Introduction:
The embryonal rhabdomyosarcoma is one of the most common mesenchymal malignancies
in children. Often affected are the head, neck as well as the urogenital system. The
tumor entity is quite rare in adults.
There are various therapeutic modalities available such as chemotherapy, surgery and
radiotherapy.
Depending on the size and location of the primary tumor as well as the histological
category and patient age an individual treatment concept is chosen.
Case presentation:
A 28-year-old female patient presented with anosmia and ageusia due to nasal obstruction.
Clinically, obstruction of the right nasal cavity was indicated caused by suspicious,
tumorous tissue. The clinical examination also revealed a right-sided exopthalmus
and a deforming swelling of the right cheek.
Imaging showed a mass in the right paranasal sinuses infiltrating adjacent orbital
and intracerebral structures. The pathological result of the biopsy showed an embryonal
rhabdomyosarcoma.
According to the CWS-2002-protocol, the patient was classified into the high-risk
group. Therefore, a neoadjuvant chemotherapy following the VIAA-III-regimen using
ifosfamide, vincristine and adriamycin was initiated. After three cycles of chemotherapy
the residual tumor was resected performing an orbital exenteration via lateral rhinotomy.

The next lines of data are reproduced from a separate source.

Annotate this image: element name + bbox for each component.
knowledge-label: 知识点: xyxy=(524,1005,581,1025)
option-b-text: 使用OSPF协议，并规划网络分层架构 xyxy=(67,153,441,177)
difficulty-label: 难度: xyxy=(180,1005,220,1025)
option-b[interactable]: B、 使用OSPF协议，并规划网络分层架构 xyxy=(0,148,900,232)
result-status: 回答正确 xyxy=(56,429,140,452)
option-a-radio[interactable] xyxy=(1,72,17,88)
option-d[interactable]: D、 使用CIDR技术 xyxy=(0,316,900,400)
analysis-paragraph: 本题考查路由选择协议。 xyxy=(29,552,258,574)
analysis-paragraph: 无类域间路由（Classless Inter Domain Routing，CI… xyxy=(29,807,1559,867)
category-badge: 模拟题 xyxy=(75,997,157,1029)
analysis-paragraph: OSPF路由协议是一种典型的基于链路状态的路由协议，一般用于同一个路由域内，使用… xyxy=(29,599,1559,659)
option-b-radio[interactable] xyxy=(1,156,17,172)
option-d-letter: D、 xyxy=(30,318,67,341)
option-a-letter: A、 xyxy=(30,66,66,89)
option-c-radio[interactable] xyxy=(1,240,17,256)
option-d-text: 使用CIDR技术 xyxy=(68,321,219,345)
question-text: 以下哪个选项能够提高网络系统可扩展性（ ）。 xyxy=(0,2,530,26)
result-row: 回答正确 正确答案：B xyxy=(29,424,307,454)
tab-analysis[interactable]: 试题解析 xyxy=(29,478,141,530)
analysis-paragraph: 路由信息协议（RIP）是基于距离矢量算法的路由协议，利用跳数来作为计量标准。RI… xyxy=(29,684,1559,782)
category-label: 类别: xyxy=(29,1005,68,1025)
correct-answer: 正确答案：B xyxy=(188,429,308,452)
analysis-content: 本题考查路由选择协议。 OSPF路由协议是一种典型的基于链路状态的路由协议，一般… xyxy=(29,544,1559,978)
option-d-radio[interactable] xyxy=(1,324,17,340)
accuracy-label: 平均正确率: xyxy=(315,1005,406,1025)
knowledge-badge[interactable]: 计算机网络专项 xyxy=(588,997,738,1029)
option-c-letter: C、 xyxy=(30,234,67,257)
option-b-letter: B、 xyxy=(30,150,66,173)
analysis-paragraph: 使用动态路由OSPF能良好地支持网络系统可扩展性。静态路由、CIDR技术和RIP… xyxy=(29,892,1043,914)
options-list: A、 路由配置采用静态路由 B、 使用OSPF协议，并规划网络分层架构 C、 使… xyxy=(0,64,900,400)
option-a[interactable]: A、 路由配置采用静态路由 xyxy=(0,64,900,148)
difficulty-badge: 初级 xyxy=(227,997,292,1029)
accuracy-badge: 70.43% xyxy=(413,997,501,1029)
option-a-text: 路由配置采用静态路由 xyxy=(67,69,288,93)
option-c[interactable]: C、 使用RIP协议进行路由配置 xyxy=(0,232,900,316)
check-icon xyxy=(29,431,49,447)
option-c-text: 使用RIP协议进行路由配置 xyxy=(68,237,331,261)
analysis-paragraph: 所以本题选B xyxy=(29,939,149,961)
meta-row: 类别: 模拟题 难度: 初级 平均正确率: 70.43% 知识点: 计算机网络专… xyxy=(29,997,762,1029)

Consolidating radiotherapy and chemotherapy followed. Finally, an epithesis was adapted.
One year after the end of therapy clinical examination as well as imaging showed no
recurrence.
Discussion:
Embryonal rhabdomyosarcomas are rare malignancies in adults. Due to the poor prognosis
in the case presented, an aggressive multimodal therapy with neoadjuvant chemotherapy,
radical resection of the residual tumor and consolidation therapy was performed.